Invasão de reuniões pelos militares: avanço da ditadura golpista

Moro e militares

Durante uma reunião da Sociedade Brasileira para o Progresso da Ciência (SBPC), realizada na última terça-feira, dia 23 de julho, quatro militares adentraram ao recinto e passaram a filmar a palestra do professor Sidarta Ribeiro, da Universidade Federal do Rio Grande do Norte (UFRN), que também é diretor da entidade. Na ocasião estava ocorrendo uma palestra acerca do “Balanço das Ações em C&T do Novo Governo”. Vale deixar registrado que a SBPC é uma das organizações que foi banida recentemente, pelo presidente fraudulento Jair Bolsonaro, do Conselho Nacional de Políticas Sobre Drogas (Conad). O professor palestrante, na ocasião, criticou a decisão do governo, que considerou um “grande retrocesso” (sítio Fórum, 25/07).
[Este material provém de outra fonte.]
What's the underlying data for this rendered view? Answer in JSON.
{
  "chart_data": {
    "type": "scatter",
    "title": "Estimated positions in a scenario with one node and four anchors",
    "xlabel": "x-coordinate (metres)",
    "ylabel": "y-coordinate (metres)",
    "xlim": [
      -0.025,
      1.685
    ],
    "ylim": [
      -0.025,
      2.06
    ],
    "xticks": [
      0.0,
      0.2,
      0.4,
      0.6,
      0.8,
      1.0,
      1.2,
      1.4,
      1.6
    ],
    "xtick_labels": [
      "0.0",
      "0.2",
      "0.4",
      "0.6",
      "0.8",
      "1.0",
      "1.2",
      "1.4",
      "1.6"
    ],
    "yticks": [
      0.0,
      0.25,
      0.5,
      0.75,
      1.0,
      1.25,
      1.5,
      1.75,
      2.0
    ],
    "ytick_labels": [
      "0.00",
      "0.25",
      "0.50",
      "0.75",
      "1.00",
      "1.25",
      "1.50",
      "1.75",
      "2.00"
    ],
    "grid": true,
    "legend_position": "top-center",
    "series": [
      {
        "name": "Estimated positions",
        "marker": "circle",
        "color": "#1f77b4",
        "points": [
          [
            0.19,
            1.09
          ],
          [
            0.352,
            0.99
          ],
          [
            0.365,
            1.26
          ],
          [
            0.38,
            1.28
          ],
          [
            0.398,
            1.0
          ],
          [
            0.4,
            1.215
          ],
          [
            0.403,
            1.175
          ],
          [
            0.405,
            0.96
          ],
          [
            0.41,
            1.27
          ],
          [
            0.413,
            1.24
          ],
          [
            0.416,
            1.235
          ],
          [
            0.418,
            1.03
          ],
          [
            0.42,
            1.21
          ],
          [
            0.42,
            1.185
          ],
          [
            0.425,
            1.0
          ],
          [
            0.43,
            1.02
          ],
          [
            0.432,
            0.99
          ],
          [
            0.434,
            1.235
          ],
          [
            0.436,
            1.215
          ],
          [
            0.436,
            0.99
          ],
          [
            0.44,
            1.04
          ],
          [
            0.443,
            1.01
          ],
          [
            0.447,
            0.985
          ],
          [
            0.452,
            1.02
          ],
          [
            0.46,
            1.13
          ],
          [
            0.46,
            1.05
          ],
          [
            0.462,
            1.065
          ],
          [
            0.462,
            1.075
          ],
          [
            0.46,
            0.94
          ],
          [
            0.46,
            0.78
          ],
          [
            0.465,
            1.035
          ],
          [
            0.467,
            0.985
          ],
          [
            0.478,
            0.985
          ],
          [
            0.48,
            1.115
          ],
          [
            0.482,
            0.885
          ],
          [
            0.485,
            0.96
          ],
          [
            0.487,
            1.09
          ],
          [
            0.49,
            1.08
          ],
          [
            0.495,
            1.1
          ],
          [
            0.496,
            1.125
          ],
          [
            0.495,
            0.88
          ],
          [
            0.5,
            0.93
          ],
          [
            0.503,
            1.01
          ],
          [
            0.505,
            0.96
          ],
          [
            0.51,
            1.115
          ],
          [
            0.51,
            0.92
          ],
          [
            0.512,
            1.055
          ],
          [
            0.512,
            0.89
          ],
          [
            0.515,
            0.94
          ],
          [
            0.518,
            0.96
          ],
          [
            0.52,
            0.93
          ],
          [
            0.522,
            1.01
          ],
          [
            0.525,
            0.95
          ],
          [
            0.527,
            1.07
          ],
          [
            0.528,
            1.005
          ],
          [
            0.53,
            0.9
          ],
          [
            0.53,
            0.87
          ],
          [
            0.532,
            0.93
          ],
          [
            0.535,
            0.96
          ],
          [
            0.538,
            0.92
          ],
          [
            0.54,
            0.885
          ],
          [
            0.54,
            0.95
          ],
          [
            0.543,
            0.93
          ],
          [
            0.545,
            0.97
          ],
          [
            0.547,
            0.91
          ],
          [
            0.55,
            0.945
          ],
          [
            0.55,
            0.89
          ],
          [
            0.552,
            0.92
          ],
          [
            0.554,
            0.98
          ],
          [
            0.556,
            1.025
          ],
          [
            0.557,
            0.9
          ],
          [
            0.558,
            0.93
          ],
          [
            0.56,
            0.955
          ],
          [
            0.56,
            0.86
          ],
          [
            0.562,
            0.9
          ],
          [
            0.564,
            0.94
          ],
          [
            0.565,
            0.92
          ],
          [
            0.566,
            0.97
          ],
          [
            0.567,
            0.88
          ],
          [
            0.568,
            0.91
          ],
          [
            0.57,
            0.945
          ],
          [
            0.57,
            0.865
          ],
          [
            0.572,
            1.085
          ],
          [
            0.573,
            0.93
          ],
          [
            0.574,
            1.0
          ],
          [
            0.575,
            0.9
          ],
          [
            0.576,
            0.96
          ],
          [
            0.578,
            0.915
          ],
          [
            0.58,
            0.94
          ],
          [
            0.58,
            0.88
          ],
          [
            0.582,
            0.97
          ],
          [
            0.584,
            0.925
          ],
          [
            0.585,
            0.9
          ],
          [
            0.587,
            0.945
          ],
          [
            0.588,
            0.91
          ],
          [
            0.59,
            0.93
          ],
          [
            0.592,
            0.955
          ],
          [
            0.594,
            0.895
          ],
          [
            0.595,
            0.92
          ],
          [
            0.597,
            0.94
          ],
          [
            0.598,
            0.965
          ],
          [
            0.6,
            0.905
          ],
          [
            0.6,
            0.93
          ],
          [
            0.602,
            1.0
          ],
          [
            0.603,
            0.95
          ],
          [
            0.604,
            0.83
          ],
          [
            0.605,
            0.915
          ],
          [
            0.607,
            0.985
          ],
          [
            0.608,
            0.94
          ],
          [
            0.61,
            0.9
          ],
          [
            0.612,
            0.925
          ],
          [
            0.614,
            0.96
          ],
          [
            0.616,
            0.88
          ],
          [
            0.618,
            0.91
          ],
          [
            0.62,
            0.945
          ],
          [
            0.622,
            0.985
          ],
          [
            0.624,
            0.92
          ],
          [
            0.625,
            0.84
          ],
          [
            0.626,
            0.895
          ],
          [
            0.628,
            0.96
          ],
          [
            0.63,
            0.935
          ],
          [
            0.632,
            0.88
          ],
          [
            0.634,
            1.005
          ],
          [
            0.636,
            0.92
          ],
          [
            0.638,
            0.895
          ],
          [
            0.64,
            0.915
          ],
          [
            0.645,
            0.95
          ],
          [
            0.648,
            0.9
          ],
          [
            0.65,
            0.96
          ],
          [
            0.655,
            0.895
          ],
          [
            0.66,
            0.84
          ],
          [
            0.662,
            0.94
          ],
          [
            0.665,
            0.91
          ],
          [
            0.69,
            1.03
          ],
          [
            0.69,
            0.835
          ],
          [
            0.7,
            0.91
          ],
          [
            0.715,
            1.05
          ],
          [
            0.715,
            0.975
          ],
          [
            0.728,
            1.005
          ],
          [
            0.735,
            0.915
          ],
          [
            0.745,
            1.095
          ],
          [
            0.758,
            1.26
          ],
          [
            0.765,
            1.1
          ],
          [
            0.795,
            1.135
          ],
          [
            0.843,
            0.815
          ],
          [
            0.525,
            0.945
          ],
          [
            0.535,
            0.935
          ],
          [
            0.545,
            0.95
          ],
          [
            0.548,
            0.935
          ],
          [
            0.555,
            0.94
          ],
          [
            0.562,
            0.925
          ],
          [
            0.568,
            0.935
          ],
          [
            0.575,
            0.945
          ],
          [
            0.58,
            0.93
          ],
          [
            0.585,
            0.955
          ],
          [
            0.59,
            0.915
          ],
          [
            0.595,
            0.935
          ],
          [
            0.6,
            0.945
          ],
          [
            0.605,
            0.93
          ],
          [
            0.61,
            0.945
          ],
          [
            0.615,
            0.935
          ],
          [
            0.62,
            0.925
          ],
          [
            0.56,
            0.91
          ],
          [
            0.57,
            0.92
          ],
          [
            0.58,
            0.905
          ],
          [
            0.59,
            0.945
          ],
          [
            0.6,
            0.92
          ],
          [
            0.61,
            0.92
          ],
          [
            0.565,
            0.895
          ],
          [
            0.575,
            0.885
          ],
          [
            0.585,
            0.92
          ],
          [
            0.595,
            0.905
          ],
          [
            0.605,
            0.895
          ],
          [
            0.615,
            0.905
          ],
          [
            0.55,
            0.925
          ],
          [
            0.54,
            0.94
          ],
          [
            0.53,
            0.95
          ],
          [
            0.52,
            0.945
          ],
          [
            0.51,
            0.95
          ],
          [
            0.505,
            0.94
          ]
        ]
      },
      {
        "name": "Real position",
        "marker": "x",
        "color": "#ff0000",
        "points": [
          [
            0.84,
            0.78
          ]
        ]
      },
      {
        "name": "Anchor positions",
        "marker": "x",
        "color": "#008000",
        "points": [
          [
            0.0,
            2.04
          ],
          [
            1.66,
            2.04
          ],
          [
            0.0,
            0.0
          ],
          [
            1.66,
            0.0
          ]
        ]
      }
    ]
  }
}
Uma outra ação, igualmente ilegal, arbitrária e inconstitucional teve lugar também no dia 23, em Manaus, quando militares da Policia Rodoviária Federal (PRF), armados com metralhadoras invadiram uma reunião de professores que discutiam a organização de protestos contra a presença de Bolsonaro na capital amazonense. Os meganhas passaram a acompanhar a reunião, dizendo que estavam ali a “mando do Exército Brasileiro”.

Todos os acontecimentos que vem sendo vivenciados pelo país nas últimas semanas, particularmente depois da divulgação das mensagens comprometedoras e criminosas trocadas entre juízes, procuradores e até mesmo ministros da suprema corte, evidenciam uma indisfarçável escalada repressiva por parte do regime golpista e seus órgãos de repressão (Polícia Federal e outros), com ameaças explícitas aos setores que se opõem à obra de destruição que vem sendo implementada no país, mesmo aqueles de perfil mais moderado e inofensivo, como jornalistas, palestrantes universitários e outros.

O ex-juiz Sérgio Moro, agora ministro da Justiça do governo golpista, um dos personagens mais ativos dos diálogos criminosos revelados pelo sítio The Intercept, já fala explicitamente em enquadramento dos ‘hackers” na Lei de Segurança Nacional, um dispositivo da ditadura militar ainda em vigor, ressuscitada neste momento para intimar, ameaçar e processar quem atentar contra a “segurança nacional’. Perguntamos se não seria o caso, então, de enquadrar toda a quadrilha bolsonarista, que atualmente se encontra encastelada de forma ilegal e fraudulenta no governo?

O fato incontestável, no entanto, é que o regime político dominado pela extrema direita e pelos militares avança a passos largos em direção a uma ditadura perseguidora e repressiva, onde as instituições “democráticas” (parlamento, justiça) – cada vez mais submissas aos ditames dos quartéis – nada mais são do que uma fachada para corroborar as arbitrariedades e ilegalidades perpetradas pelos golpistas contra os interesses nacionais, o povo brasileiro e o conjunto da população pobre e explorada do país.